Только в двенадцать часов ночи мне дежурный… позвонил и сказал, что позвонили с Пицунды и заказали самолет на шесть утра. Чтобы в шесть утра самолет был там.
Я тут же ему позвонил. Рассказал. Вот тогда немножко отлегло у всех».
«Отлегло», поскольку все они — и трусоватый Брежнев, и сухой и осторожный Суслов, и рассудительный Косыгин, и самоуверенный Шелепин — каждый по-своему побаивались Хрущева.
Семичастный вспоминает: «…Он смял таких, как Маленков, Молотов, всех. Ему, как говорят, природа и мама дали дай бог. Сила воли, сообразительность… быстрое мышление, разумное.
Когда я к нему шел докладывать, я готовился всегда дай бог. У Лёни я мог… с закрытыми глазами. Можно было пару анекдотов рассказать — и весь доклад».
Все ждали от Хрущева быстрых и решительных ответных действий. Молчание Пицунды пугало. Никто не мог предположить, что отец… пошел спать.
От Семичастного требовали подробной информации, гарантий. А новости от него поступали скупо.
«Мне… сообщили, что с ним летит Микоян. Хорошо… Я принял все это. Я… не знал, сколько он привезет охраны. Если он додумается, он может что-то еще новое (придумать). С Малиновским уже был разговор, поэтому дать команду войскам как главнокомандующий он уже не мог. (Малиновский заблокировал бы.) Потому что, если беда, все равно притянули бы его, притащили».

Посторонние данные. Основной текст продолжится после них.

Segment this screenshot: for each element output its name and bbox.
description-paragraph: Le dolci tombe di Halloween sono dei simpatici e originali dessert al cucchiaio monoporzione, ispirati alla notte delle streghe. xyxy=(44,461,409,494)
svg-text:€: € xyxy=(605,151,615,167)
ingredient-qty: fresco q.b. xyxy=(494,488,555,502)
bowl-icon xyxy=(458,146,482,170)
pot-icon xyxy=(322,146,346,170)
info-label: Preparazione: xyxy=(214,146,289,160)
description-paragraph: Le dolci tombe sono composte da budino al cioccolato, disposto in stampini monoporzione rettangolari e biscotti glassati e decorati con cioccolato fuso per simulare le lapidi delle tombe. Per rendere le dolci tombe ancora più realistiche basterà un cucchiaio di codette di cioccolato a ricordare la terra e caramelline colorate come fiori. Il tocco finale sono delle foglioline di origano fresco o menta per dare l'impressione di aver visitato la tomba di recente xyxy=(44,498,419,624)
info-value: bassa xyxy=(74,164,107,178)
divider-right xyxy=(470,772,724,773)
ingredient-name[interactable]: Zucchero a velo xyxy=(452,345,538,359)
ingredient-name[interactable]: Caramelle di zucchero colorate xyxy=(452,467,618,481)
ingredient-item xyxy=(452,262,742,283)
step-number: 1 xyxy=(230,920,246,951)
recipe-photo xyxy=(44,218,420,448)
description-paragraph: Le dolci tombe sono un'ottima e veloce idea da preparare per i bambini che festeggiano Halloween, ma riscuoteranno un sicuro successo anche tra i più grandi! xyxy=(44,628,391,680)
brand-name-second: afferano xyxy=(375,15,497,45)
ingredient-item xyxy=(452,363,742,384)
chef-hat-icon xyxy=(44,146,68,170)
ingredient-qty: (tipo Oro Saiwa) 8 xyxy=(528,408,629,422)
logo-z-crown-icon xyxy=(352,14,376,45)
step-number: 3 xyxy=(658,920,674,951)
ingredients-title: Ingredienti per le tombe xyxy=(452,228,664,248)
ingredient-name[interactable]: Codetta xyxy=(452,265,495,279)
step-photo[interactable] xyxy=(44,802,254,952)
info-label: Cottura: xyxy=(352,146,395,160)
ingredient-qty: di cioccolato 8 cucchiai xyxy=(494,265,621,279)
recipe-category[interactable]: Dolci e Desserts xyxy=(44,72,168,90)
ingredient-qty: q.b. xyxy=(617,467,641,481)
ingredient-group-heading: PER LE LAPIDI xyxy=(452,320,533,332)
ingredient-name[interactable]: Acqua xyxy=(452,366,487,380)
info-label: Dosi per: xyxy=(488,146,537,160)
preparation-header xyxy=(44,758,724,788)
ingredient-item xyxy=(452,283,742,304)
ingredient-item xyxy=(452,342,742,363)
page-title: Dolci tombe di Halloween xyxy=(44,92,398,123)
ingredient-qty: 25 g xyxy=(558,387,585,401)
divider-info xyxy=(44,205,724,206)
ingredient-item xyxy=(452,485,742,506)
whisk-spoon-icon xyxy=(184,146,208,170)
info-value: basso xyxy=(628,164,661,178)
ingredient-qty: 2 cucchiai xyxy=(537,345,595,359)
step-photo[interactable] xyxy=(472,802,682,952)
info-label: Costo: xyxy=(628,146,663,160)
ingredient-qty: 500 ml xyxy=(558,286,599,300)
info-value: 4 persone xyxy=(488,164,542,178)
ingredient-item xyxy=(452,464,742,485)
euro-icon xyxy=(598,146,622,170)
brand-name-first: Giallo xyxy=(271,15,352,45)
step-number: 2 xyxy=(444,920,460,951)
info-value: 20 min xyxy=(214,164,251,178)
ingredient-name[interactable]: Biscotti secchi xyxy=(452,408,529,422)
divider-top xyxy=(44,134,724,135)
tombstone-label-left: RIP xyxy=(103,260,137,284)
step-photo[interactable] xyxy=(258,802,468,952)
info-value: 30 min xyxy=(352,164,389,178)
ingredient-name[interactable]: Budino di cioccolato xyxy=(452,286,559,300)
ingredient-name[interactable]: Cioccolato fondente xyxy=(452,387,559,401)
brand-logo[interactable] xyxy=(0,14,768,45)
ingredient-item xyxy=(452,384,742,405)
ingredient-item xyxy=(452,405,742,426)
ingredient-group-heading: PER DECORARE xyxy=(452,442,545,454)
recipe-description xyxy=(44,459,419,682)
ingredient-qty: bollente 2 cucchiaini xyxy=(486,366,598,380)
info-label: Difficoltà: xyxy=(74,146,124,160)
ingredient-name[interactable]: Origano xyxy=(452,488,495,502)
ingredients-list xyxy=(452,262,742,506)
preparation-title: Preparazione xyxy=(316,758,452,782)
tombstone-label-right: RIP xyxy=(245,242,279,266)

Вот в таких драматичных переживаниях в Москве, на Кутузовском[25] и Лубянке, тянулась ночь с 12 на 13 октября…
Утро 13 октября — последнее утро «славного десятилетия» Хрущева — встретило нас теплом и покоем. Распорядок дня не нарушился. Внешне отец был абсолютно спокоен. За завтраком он, как обычно, пошутил с женщиной, подающей на стол, посетовал на свою диету. Потом заговорил с помощником о текущих делах.
После завтрака отец просмотрел бумаги, хотя теперь это уже не было нужно ни ему, ни тем, кто эти бумаги направил. Но многолетняя привычка требовала исполнения ритуала. Одно только было необычным — телефоны молчали…
Бунаев доложил, что самолет подготовлен и вылет назначен на час дня. Отец только кивнул головой.
Тем временем на открытой террасе у плавательного бассейна расставили плетеные кресла, принесли фрукты и минеральную воду — готовились к приему гостя.